Japon emperyalizminin bu hamlesi, emperyalist devletler arasındaki kur savaşlarının parçası aynı zamanda. Faizler eksiye düşünce Japon para birimi yen değer kaybediyor, böylece Japon ürünlerini ucuzlatarak bir rekabet avantajı sağlamış oluyor. Bu da, zaten küçülen pastadan pay kapmakta zorlanan diğer ülkelerden de benzer bir hamle geleceğini gösteriyor. Bunu yapmazlarsa Japonya bu ülkelerden “büyüme çalmış” olacak.

Bu kur savaşlarını kim kazanır? Burası belli değil. Ama kesin olan şu: savaşan tarafların sömürdüğü işçi ve emekçi kitleler kaybedecek. Örneğin Japonya nüfusu elindeki varlıkların %60’ı bankalardaki mevduatları. Bu da zaten maaşlarına zam alamayan, çalışma saatleri artan Japon işçilerinin kenara koydukları paranın da eriyeceği anlamına geliyor.

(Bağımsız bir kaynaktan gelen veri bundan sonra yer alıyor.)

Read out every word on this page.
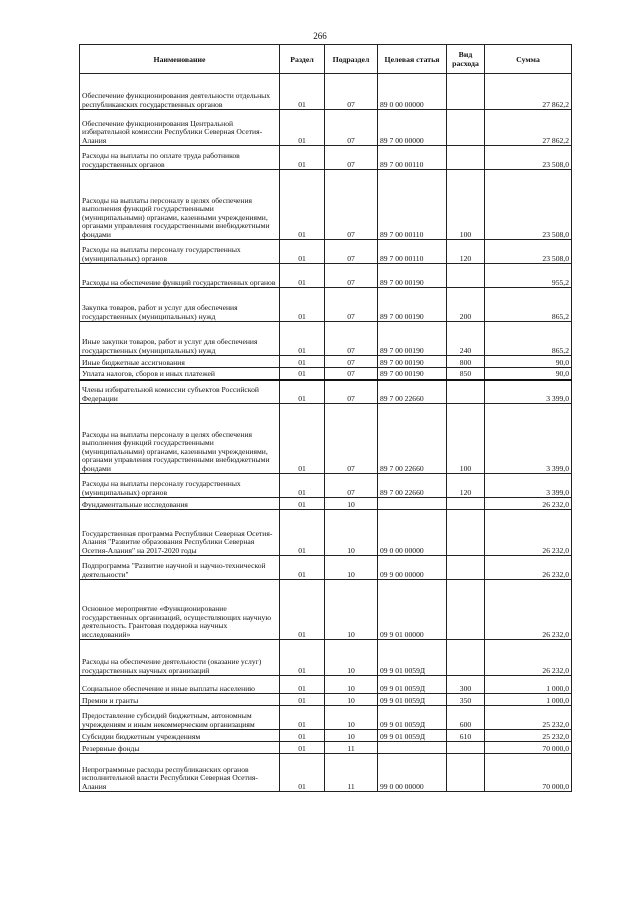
266
Наименование	Раздел	Подраздел	Целевая статья	Вид расхода	Сумма
Обеспечение функционирования деятельности отдельных республиканских государственных органов	01	07	89 0 00 00000		27 862,2
Обеспечение функционирования Центральной избирательной комиссии Республики Северная Осетия-Алания	01	07	89 7 00 00000		27 862,2
Расходы на выплаты по оплате труда работников государственных органов	01	07	89 7 00 00110		23 508,0
Расходы на выплаты персоналу в целях обеспечения выполнения функций государственными (муниципальными) органами, казенными учреждениями, органами управления государственными внебюджетными фондами	01	07	89 7 00 00110	100	23 508,0
Расходы на выплаты персоналу государственных (муниципальных) органов	01	07	89 7 00 00110	120	23 508,0
Расходы на обеспечение функций государственных органов	01	07	89 7 00 00190		955,2
Закупка товаров, работ и услуг для обеспечения государственных (муниципальных) нужд	01	07	89 7 00 00190	200	865,2
Иные закупки товаров, работ и услуг для обеспечения государственных (муниципальных) нужд	01	07	89 7 00 00190	240	865,2
Иные бюджетные ассигнования	01	07	89 7 00 00190	800	90,0
Уплата налогов, сборов и иных платежей	01	07	89 7 00 00190	850	90,0
Члены избирательной комиссии субъектов Российской Федерации	01	07	89 7 00 22660		3 399,0
Расходы на выплаты персоналу в целях обеспечения выполнения функций государственными (муниципальными) органами, казенными учреждениями, органами управления государственными внебюджетными фондами	01	07	89 7 00 22660	100	3 399,0
Расходы на выплаты персоналу государственных (муниципальных) органов	01	07	89 7 00 22660	120	3 399,0
Фундаментальные исследования	01	10			26 232,0
Государственная программа Республики Северная Осетия-Алания "Развитие образования Республики Северная Осетия-Алания" на 2017-2020 годы	01	10	09 0 00 00000		26 232,0
Подпрограмма "Развитие научной и научно-технической деятельности"	01	10	09 9 00 00000		26 232,0
Основное мероприятие «Функционирование государственных организаций, осуществляющих научную деятельность. Грантовая поддержка научных исследований»	01	10	09 9 01 00000		26 232,0
Расходы на обеспечение деятельности (оказание услуг) государственных научных организаций	01	10	09 9 01 0059Д		26 232,0
Социальное обеспечение и иные выплаты населению	01	10	09 9 01 0059Д	300	1 000,0
Премии и гранты	01	10	09 9 01 0059Д	350	1 000,0
Предоставление субсидий бюджетным, автономным учреждениям и иным некоммерческим организациям	01	10	09 9 01 0059Д	600	25 232,0
Субсидии бюджетным учреждениям	01	10	09 9 01 0059Д	610	25 232,0
Резервные фонды	01	11			70 000,0
Непрограммные расходы республиканских органов исполнительной власти Республики Северная Осетия-Алания	01	11	99 0 00 00000		70 000,0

Demek ki, Japon devletinin (ve diğer tekelci devletlerin) aldıkları tedbirler biçimi ne olursa olsun daima tüm ulusal gelirlerin birbirleriyle rekabet eden tekellere aktarılmasından ibaret. Emperyalist dönemde rekabetin kuralı bu: kim kendi işçisini daha iyi sömürür, kim tüm toplumsal kaynaklarını kendi tekelleri lehine en etkin bir biçimde kullanırsa diğer rakibi karşısında o kadar başarılı oluyor.

Emperyalist devletlerin bu müdahaleleri kapitalist dünya ekonomisinin aşırı üretim krizine girmesini engelleyebilir mi? Son kertede engelleyemez çünkü aşırı üretim krizi kapitalizmin nesnel bir yasasıdır ve üretici güçlerin gelişmişlik seviyesiyle üretim araçları üzerindeki özel mülkiyet arasındaki çelişkiye dayanır. Bu çelişki kendini er ya da geç bir aşırı üretim krizi olarak gösterecektir.